“Se tu potessi formare una statua a seconda di come più ti piace, poi riversarti tutta te stessa in essa, dandole tutti gli umori vitali, e con l’impero del tuo amore darle la vita, quanto non l’ameresti? e quanto non vorresti che ti amasse? Qual sarebbe la tua gelosia d’amore, che tutto stesse a tua disposizione e che neppure un palpito tollereresti che non fosse tutto per te? Ah! Tu, nella tua statua, guarderesti te stessa e quindi, per ogni piccola cosa non fatta per te, sentiresti uno strappo fatto a te stessa.
Tale son’io. Tutto ciò che la creatura non fa per me, sono tanti strappi che sento, molto più che la terra che la sostiene è mia, il sole che la illumina e riscalda è mio, l’acqua che beve, il cibo che prende è mio. Tutto è mio, vive a spese mie e, mentre tutto le do, essa, la bella statua mia, non è per me. Qual dev'essere dunque il mio dolore, l’affronto e l’offesa che mi dà questa statua, pensalo tu stessa, figlia mia.
Ora tu devi sapere che solo la mia Volontà può ridarmi la mia statua, bella come io la feci, perché essa è la conservatrice di tutte le opere nostre, è il portatore di tutti i nostri riflessi, in modo che l’anima vive dei nostri riflessi, i quali, se ella ama, le somministrano la perfezione dell’amore; se opera, opera la perfezione delle opere. Insomma, tutto ciò che fa, tutto è perfetto in lei, e questa perfezione le dà tante tinte di tante bellezze, da innamorare l’Artefice che la formò.

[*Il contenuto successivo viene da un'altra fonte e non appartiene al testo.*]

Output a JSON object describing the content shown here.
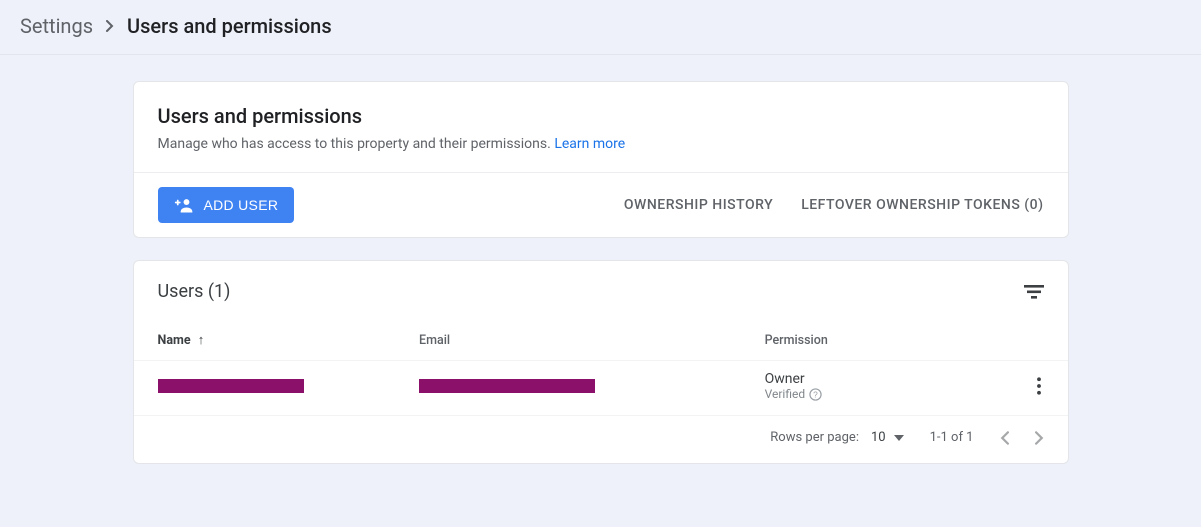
{
  "breadcrumb": {
    "root": "Settings",
    "current": "Users and permissions"
  },
  "header": {
    "title": "Users and permissions",
    "subtitle": "Manage who has access to this property and their permissions.",
    "learn_more": "Learn more"
  },
  "toolbar": {
    "add_user": "ADD USER",
    "ownership_history": "OWNERSHIP HISTORY",
    "leftover_tokens": "LEFTOVER OWNERSHIP TOKENS (0)"
  },
  "users_panel": {
    "title": "Users (1)",
    "columns": {
      "name": "Name",
      "email": "Email",
      "permission": "Permission"
    },
    "rows": [
      {
        "permission": "Owner",
        "permission_sub": "Verified"
      }
    ]
  },
  "pager": {
    "rows_per_page_label": "Rows per page:",
    "rows_per_page_value": "10",
    "range": "1-1 of 1"
  }
}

Ecco, perciò amo tanto che il Fiat Supremo sia conosciuto e formi il suo Regno in mezzo alle umane generazioni, per stabilire l’ordine tra Creatore e creatura, per ritornare a mettere in comune i nostri beni con essa. E solo la nostra Volontà tiene questo potere; senza di essa non ci può essere molto di bene, né la nostra statua può ritornarci bella come uscì dalle nostre mani creatrici”.